Verdict expected Monday in Freddie Gray-officer trial

1/1
Swipe or click to see more

ASSOCIATED PRESS

This May 12, 2016 file photo shows officer Edward Nero, one of six Baltimore city police officers charged in connection to the death of Freddie Gray, arriving at a courthouse at the beginning of his trial in Baltimore Md.

BALTIMORE >> A judge is expected Monday to hand down his verdict in the case of a Baltimore police officer charged in the arrest and subsequent death of Freddie Gray.

Officer Edward Nero faces assault, misconduct in office and reckless endangerment charges. Prosecutors say the 30-year-old unlawfully arrested Gray without probable cause and was negligent when he didn’t buckle the prisoner into a seat belt.

Nero opted for a bench trial, rather than a jury trial. Baltimore Circuit Judge Barry Williams is expected to announce his verdict Monday. The assault charge carries a maximum of 10 years in prison and the other charges carry five-year maximums.

Gray died April 19, 2015, a week after his neck was broken in the back of a police transport van while he was handcuffed and shackled, but left unrestrained by a seat belt.

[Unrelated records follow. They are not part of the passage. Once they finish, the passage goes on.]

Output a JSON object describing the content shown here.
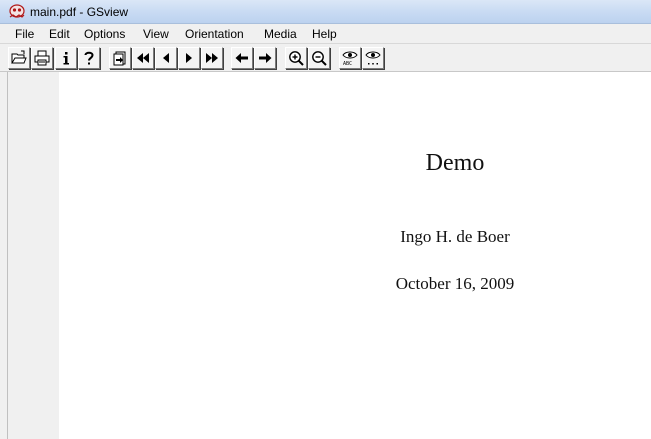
{
  "window": {
    "title": "main.pdf - GSview",
    "app_icon": "gsview-ghost-icon"
  },
  "menu": {
    "items": [
      {
        "label": "File"
      },
      {
        "label": "Edit"
      },
      {
        "label": "Options"
      },
      {
        "label": "View"
      },
      {
        "label": "Orientation"
      },
      {
        "label": "Media"
      },
      {
        "label": "Help"
      }
    ]
  },
  "toolbar": {
    "buttons": [
      {
        "icon": "open-folder-icon"
      },
      {
        "icon": "print-icon"
      },
      {
        "icon": "info-icon"
      },
      {
        "icon": "help-question-icon"
      },
      {
        "icon": "goto-page-icon"
      },
      {
        "icon": "first-page-icon"
      },
      {
        "icon": "previous-page-icon"
      },
      {
        "icon": "next-page-icon"
      },
      {
        "icon": "last-page-icon"
      },
      {
        "icon": "back-arrow-icon"
      },
      {
        "icon": "forward-arrow-icon"
      },
      {
        "icon": "zoom-in-icon"
      },
      {
        "icon": "zoom-out-icon"
      },
      {
        "icon": "find-text-icon"
      },
      {
        "icon": "find-next-icon"
      }
    ]
  },
  "document": {
    "title": "Demo",
    "author": "Ingo H. de Boer",
    "date": "October 16, 2009"
  }
}
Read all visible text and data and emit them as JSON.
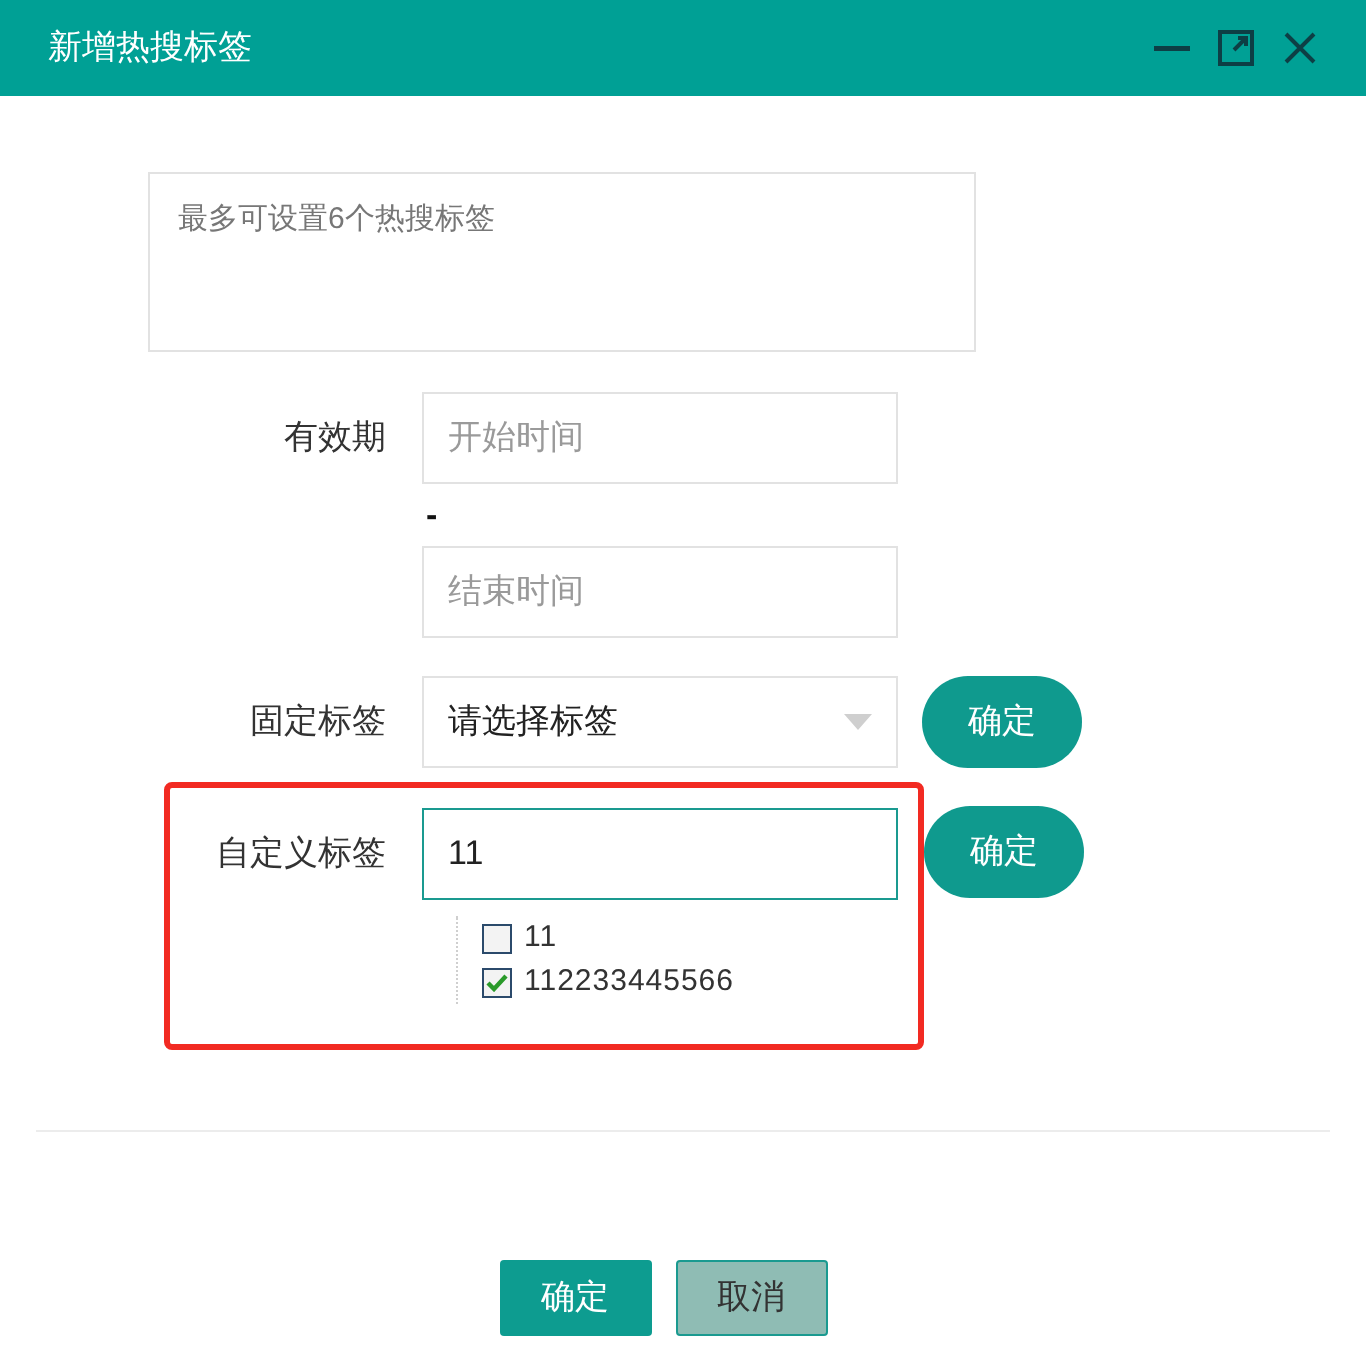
{
  "window": {
    "title": "新增热搜标签"
  },
  "notice": {
    "placeholder": "最多可设置6个热搜标签"
  },
  "validity": {
    "label": "有效期",
    "start": {
      "placeholder": "开始时间"
    },
    "separator": "-",
    "end": {
      "placeholder": "结束时间"
    }
  },
  "fixed_tag": {
    "label": "固定标签",
    "select": {
      "value": "请选择标签"
    },
    "button": "确定"
  },
  "custom_tag": {
    "label": "自定义标签",
    "input": {
      "value": "11"
    },
    "button": "确定",
    "options": [
      {
        "label": "11",
        "checked": false
      },
      {
        "label": "112233445566",
        "checked": true
      }
    ]
  },
  "footer": {
    "buttons": [
      {
        "label": "确定",
        "kind": "primary"
      },
      {
        "label": "取消",
        "kind": "secondary"
      }
    ]
  }
}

His death set off more than a week of protests followed by looting, rioting and arson that prompted a citywide curfew.

Nero’s attorney argues his client didn’t arrest Gray, and that it is the police van driver’s responsibility to buckle in detainees. The defense argued that the officers who responded that day acted responsibly, and called witnesses to bolster their argument that any reasonable officer in Nero’s position would have made the same decisions.

The defense also sought to convince the judge that the department’s order requiring that all inmates be strapped in is more suggestion than rule because officers are expected to act with discretion based on the circumstances of each situation.

Nero is the second officer to stand trial. Officer William Porter’s manslaughter trial ended with a hung jury.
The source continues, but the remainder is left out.